I see the Republicans have been trying to shred that old snake skin for a new disguise of deceit. Republicans are the same as they have always been deceivers and outright liars.
Jindal wrote an op-ed last week arguing that the GOP needs to stop trying to appeal to voters with dumbed-down slogans and tag-lines, and instead to articulate their plans to voters in real terms. The majority of the piece was, you guessed it, the same mindless conservative rhetoric that failed at the polls ("Focus on people, not government" and "Government spending does not grow our economy" and "President Barack Obama and the Democrats can continue trying to divide America into groups of warring communities with competing interests, but we will have none of it.").
At the end of the piece, Jindal does give two relatively more 'specific' policy proposals. What were they? Energy independence (as an outcome, without any plan) and updated education system. In other words, after voters rejected Romney's platform a week ago, Jindal's big idea is to recycle 40% of Romney's five-point plan (which, by the way was no different from the McCain plan or the Bush plan). Jindal is transparently attempting to brand himself as 'the smart Republican' in the room. In reality, it's the same stupidity, in a more polite package.

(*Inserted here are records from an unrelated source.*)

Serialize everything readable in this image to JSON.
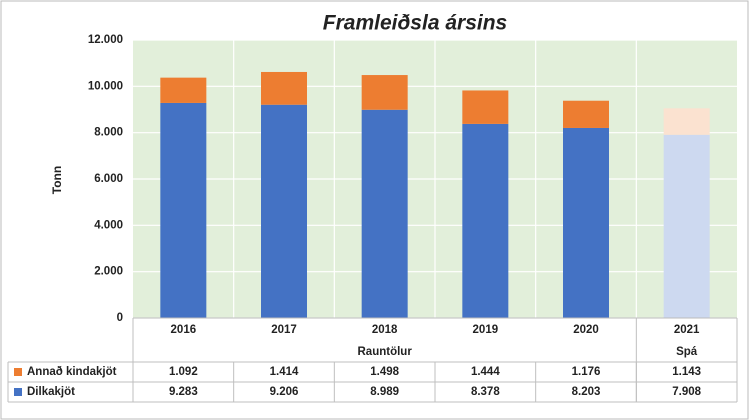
{
  "chart_data": {
    "type": "stacked_bar",
    "title": "Framleiðsla ársins",
    "y_label": "Tonn",
    "categories": [
      "2016",
      "2017",
      "2018",
      "2019",
      "2020",
      "2021"
    ],
    "groups": [
      {
        "name": "Rauntölur",
        "count": 5
      },
      {
        "name": "Spá",
        "count": 1,
        "forecast": true
      }
    ],
    "series": [
      {
        "name": "Dilkakjöt",
        "color": "#4472c4",
        "forecast_color": "#cdd9f0",
        "values": [
          9283,
          9206,
          8989,
          8378,
          8203,
          7908
        ],
        "value_labels": [
          "9.283",
          "9.206",
          "8.989",
          "8.378",
          "8.203",
          "7.908"
        ]
      },
      {
        "name": "Annað kindakjöt",
        "color": "#ed7d31",
        "forecast_color": "#fbe2d0",
        "values": [
          1092,
          1414,
          1498,
          1444,
          1176,
          1143
        ],
        "value_labels": [
          "1.092",
          "1.414",
          "1.498",
          "1.444",
          "1.176",
          "1.143"
        ]
      }
    ],
    "ylim": [
      0,
      12000
    ],
    "yticks": [
      {
        "value": 0,
        "label": "0"
      },
      {
        "value": 2000,
        "label": "2.000"
      },
      {
        "value": 4000,
        "label": "4.000"
      },
      {
        "value": 6000,
        "label": "6.000"
      },
      {
        "value": 8000,
        "label": "8.000"
      },
      {
        "value": 10000,
        "label": "10.000"
      },
      {
        "value": 12000,
        "label": "12.000"
      }
    ],
    "grid": true,
    "plot_background": "#e2efda"
  }
}
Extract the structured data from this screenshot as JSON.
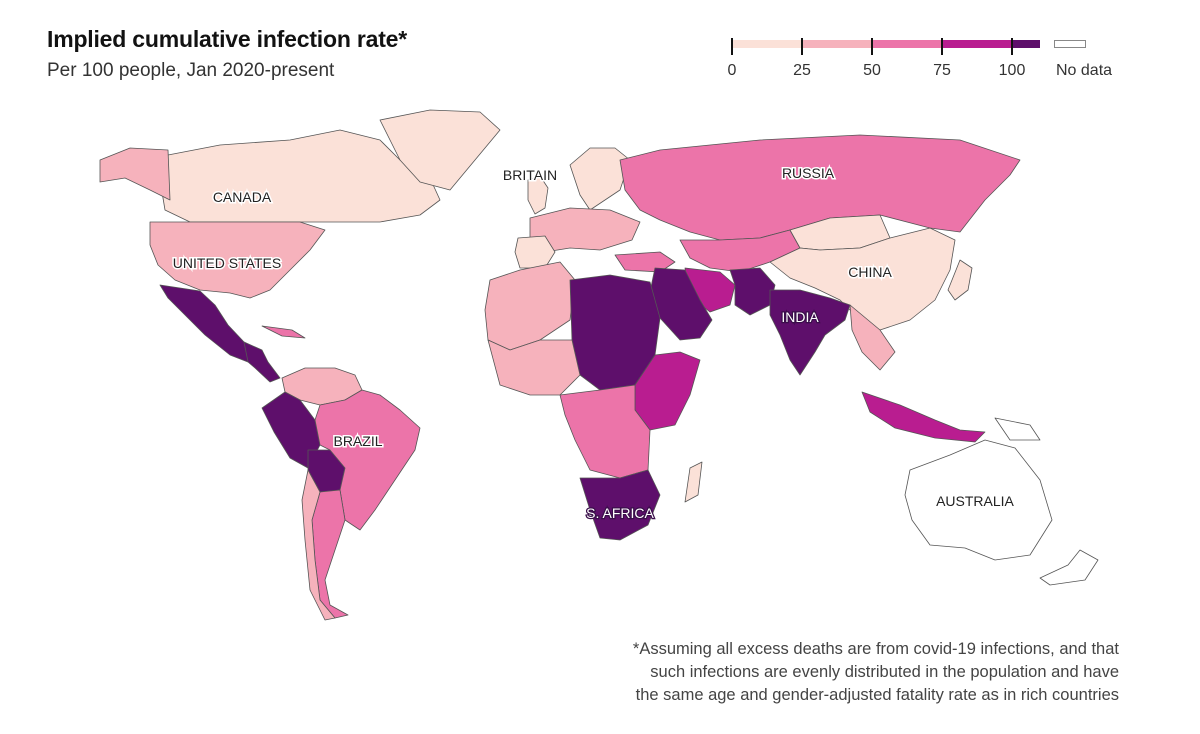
{
  "title": "Implied cumulative infection rate*",
  "subtitle": "Per 100 people, Jan 2020-present",
  "legend": {
    "ticks": [
      "0",
      "25",
      "50",
      "75",
      "100"
    ],
    "colors": [
      "#fbe1d8",
      "#f6b2bc",
      "#ec74a9",
      "#b91d90",
      "#5e0f6b"
    ],
    "no_data_label": "No data",
    "no_data_color": "#ffffff"
  },
  "labels": {
    "canada": "CANADA",
    "united_states": "UNITED STATES",
    "britain": "BRITAIN",
    "russia": "RUSSIA",
    "china": "CHINA",
    "india": "INDIA",
    "brazil": "BRAZIL",
    "s_africa": "S. AFRICA",
    "australia": "AUSTRALIA"
  },
  "footnote": [
    "*Assuming all excess deaths are from covid-19 infections, and that",
    "such infections are evenly distributed in the population and have",
    "the same age and gender-adjusted fatality rate as in rich countries"
  ]
}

http://www.cnn.com/2012/11/15/opinion/jindal-gop-election/index.html
The guy who supposedly wants Republicans to stop being the stupid party is working toward "market based" health care reform by refusing to establish a health insurance market in Louisiana.
One senses that the GOP currently believes that all Willard Mitt had to do was pander to Latino voters—utterly missing the point that the problem with the Republican party, their choice of candidate and the type of campaign they devised, was profoundly hateful and dismissive of deeply held convictions—that our voice and our votes mattered, the taxes we do pay (that many seem to believe we do not), the work that we do and the families we raise matter and have an impact in how we are governed.

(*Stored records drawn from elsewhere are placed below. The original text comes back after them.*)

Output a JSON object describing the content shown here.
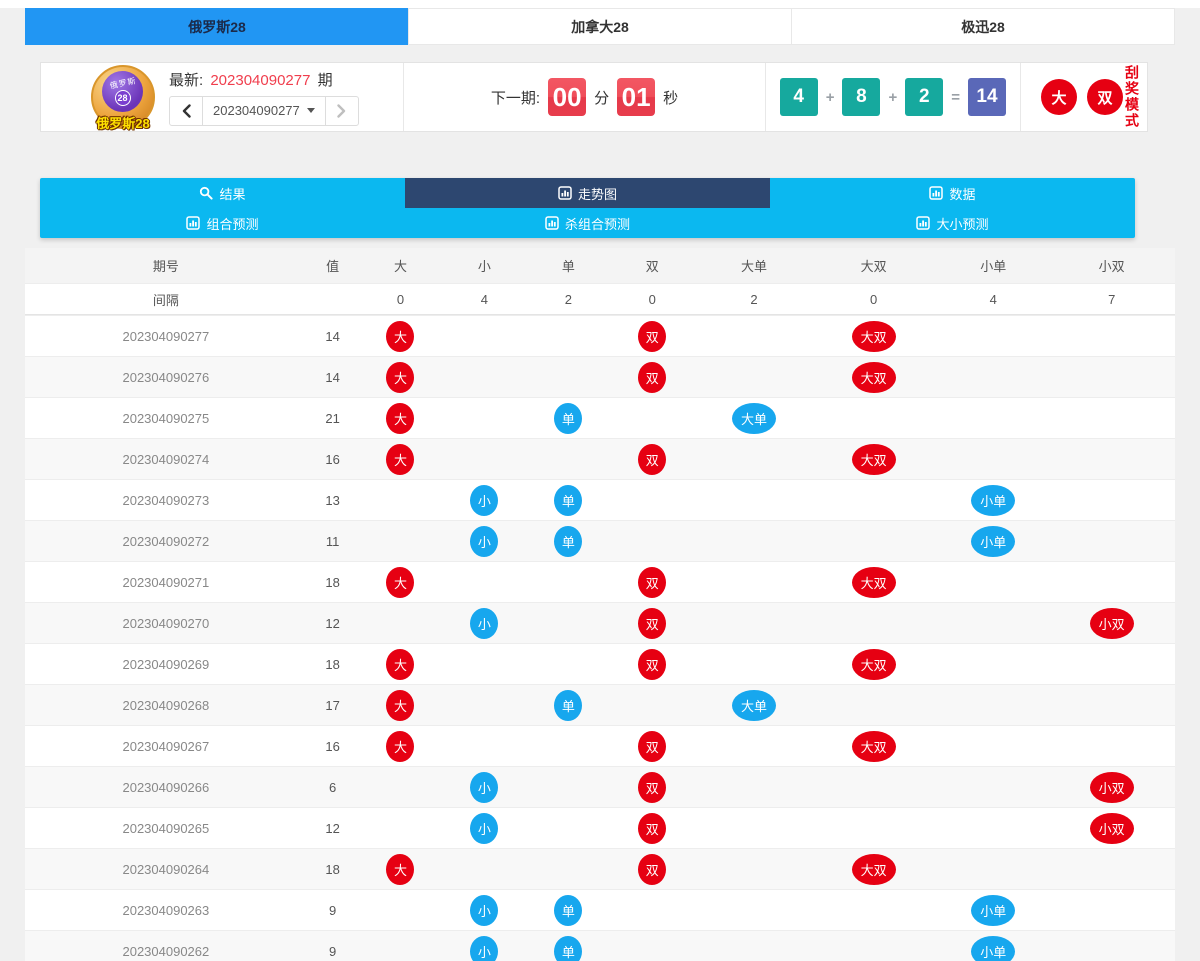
{
  "colors": {
    "red": "#e60012",
    "blue": "#17a7ee",
    "teal": "#16a99e",
    "indigo": "#5a68b8",
    "tab_blue": "#2196f3",
    "nav_cyan": "#0bb8f0",
    "nav_active": "#2d4770",
    "countdown_red": "#ee4450",
    "latest_red": "#f03e4d"
  },
  "tabs": [
    {
      "id": "russia28",
      "label": "俄罗斯28",
      "active": true
    },
    {
      "id": "canada28",
      "label": "加拿大28",
      "active": false
    },
    {
      "id": "jixun28",
      "label": "极迅28",
      "active": false
    }
  ],
  "header": {
    "logo": {
      "title": "俄罗斯28",
      "ball_text": "俄罗斯",
      "ball_number": "28"
    },
    "latest": {
      "label": "最新:",
      "number": "202304090277",
      "suffix": "期"
    },
    "selector": {
      "value": "202304090277"
    },
    "countdown": {
      "label": "下一期:",
      "minutes": "00",
      "minutes_unit": "分",
      "seconds": "01",
      "seconds_unit": "秒"
    },
    "equation": {
      "numbers": [
        "4",
        "8",
        "2"
      ],
      "plus": "+",
      "equals": "=",
      "result": "14"
    },
    "result_badges": [
      "大",
      "双"
    ],
    "mode_text": "刮奖模式"
  },
  "nav": {
    "rows": [
      [
        {
          "id": "results",
          "label": "结果",
          "icon": "search",
          "active": false
        },
        {
          "id": "trend-chart",
          "label": "走势图",
          "icon": "chart",
          "active": true
        },
        {
          "id": "data",
          "label": "数据",
          "icon": "chart",
          "active": false
        }
      ],
      [
        {
          "id": "combo-forecast",
          "label": "组合预测",
          "icon": "chart",
          "active": false
        },
        {
          "id": "kill-combo-forecast",
          "label": "杀组合预测",
          "icon": "chart",
          "active": false
        },
        {
          "id": "bigsmall-forecast",
          "label": "大小预测",
          "icon": "chart",
          "active": false
        }
      ]
    ]
  },
  "table": {
    "headers": [
      "期号",
      "值",
      "大",
      "小",
      "单",
      "双",
      "大单",
      "大双",
      "小单",
      "小双"
    ],
    "interval": {
      "label": "间隔",
      "values": [
        "0",
        "4",
        "2",
        "0",
        "2",
        "0",
        "4",
        "7"
      ]
    },
    "badge_colors": {
      "大": "red",
      "小": "blue",
      "单": "blue",
      "双": "red",
      "大单": "blue",
      "大双": "red",
      "小单": "blue",
      "小双": "red"
    },
    "rows": [
      {
        "period": "202304090277",
        "value": "14",
        "marks": [
          "大",
          "",
          "",
          "双",
          "",
          "大双",
          "",
          ""
        ]
      },
      {
        "period": "202304090276",
        "value": "14",
        "marks": [
          "大",
          "",
          "",
          "双",
          "",
          "大双",
          "",
          ""
        ]
      },
      {
        "period": "202304090275",
        "value": "21",
        "marks": [
          "大",
          "",
          "单",
          "",
          "大单",
          "",
          "",
          ""
        ]
      },
      {
        "period": "202304090274",
        "value": "16",
        "marks": [
          "大",
          "",
          "",
          "双",
          "",
          "大双",
          "",
          ""
        ]
      },
      {
        "period": "202304090273",
        "value": "13",
        "marks": [
          "",
          "小",
          "单",
          "",
          "",
          "",
          "小单",
          ""
        ]
      },
      {
        "period": "202304090272",
        "value": "11",
        "marks": [
          "",
          "小",
          "单",
          "",
          "",
          "",
          "小单",
          ""
        ]
      },
      {
        "period": "202304090271",
        "value": "18",
        "marks": [
          "大",
          "",
          "",
          "双",
          "",
          "大双",
          "",
          ""
        ]
      },
      {
        "period": "202304090270",
        "value": "12",
        "marks": [
          "",
          "小",
          "",
          "双",
          "",
          "",
          "",
          "小双"
        ]
      },
      {
        "period": "202304090269",
        "value": "18",
        "marks": [
          "大",
          "",
          "",
          "双",
          "",
          "大双",
          "",
          ""
        ]
      },
      {
        "period": "202304090268",
        "value": "17",
        "marks": [
          "大",
          "",
          "单",
          "",
          "大单",
          "",
          "",
          ""
        ]
      },
      {
        "period": "202304090267",
        "value": "16",
        "marks": [
          "大",
          "",
          "",
          "双",
          "",
          "大双",
          "",
          ""
        ]
      },
      {
        "period": "202304090266",
        "value": "6",
        "marks": [
          "",
          "小",
          "",
          "双",
          "",
          "",
          "",
          "小双"
        ]
      },
      {
        "period": "202304090265",
        "value": "12",
        "marks": [
          "",
          "小",
          "",
          "双",
          "",
          "",
          "",
          "小双"
        ]
      },
      {
        "period": "202304090264",
        "value": "18",
        "marks": [
          "大",
          "",
          "",
          "双",
          "",
          "大双",
          "",
          ""
        ]
      },
      {
        "period": "202304090263",
        "value": "9",
        "marks": [
          "",
          "小",
          "单",
          "",
          "",
          "",
          "小单",
          ""
        ]
      },
      {
        "period": "202304090262",
        "value": "9",
        "marks": [
          "",
          "小",
          "单",
          "",
          "",
          "",
          "小单",
          ""
        ]
      }
    ]
  }
}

The GOP has always needed scapegoats—recall Reagan’s “welfare queen”--someone who can be portrayed as “different,” somehow “un-American.” But this time what came under attack was our President and the diverse accents with which we all spoke in one American voice. What would Gingrich do without his “food stamp President,” or Willard without his 47%?

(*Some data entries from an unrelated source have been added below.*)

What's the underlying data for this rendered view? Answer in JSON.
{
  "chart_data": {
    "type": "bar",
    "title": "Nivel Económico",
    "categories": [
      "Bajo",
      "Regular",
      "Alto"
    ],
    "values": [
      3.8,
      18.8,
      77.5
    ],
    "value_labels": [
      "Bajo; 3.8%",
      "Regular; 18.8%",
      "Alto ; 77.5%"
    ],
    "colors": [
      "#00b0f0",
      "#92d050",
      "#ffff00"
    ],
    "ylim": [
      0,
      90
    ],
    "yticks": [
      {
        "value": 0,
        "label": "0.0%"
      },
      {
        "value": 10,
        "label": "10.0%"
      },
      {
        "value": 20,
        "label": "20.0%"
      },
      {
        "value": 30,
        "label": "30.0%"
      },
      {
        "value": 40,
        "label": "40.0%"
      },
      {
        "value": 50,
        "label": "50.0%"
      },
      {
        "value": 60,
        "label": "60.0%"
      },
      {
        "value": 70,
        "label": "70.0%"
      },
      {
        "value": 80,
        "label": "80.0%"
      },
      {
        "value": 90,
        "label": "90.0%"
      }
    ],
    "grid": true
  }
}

On election night President Obama made calls to Speaker Boehner and Mitch McConnell and was told they were both asleep. Like sulky stood up prom dates they ignored the calls. One does not get woken up when the President of the United States calls? And after stating that the Affordable Healthcare Act was the “law of the land” John Boehner had to retract it in the face of Tea Party pressure and, yet again, state his mission to have the law repealed. It seems they have learned nothing. I suspect that the rising tide of Latino, African-American and Women voting power will easily drown the political coward who caves to the bigoted and the hateful.
Poison the water but don't drink it.
Jindal, Barbour, Rubio, Christie, Ayotte and many more on the current the list of GOP penitents were all fiercely defending the GOP hard line until Nov. 6, 2012. The only difference between them and Romney, is that Willard's flip-flopping was synchronized to a boiled egg timer, these guys flip flop to the beat of a political drumming. Not all the GOP has accepted the drumming given to them by the Dems. Ryan and his followers are firmly entrenched in their hardcore views. They still blame the election loss on high voter turn out, in particular minority voters (urbanites), so look out for more voter suppression. The main issue is the GOP still has the same evangelical and tea party base so nothing the penitents say or do will really change how they really act in office, except they found their mask of reasonableness in their closets to try and fool us. If you really listen to them they may sound like they are cooperative or have a different perspective but it is all a ruse and play on words. The GOP also thinks that by putting a person of color in the forefront they will win over the minorities, Llatinos, Asians or Blacks. If you still have the same policies, it ain't gonna work. The GOP = The American Taliban.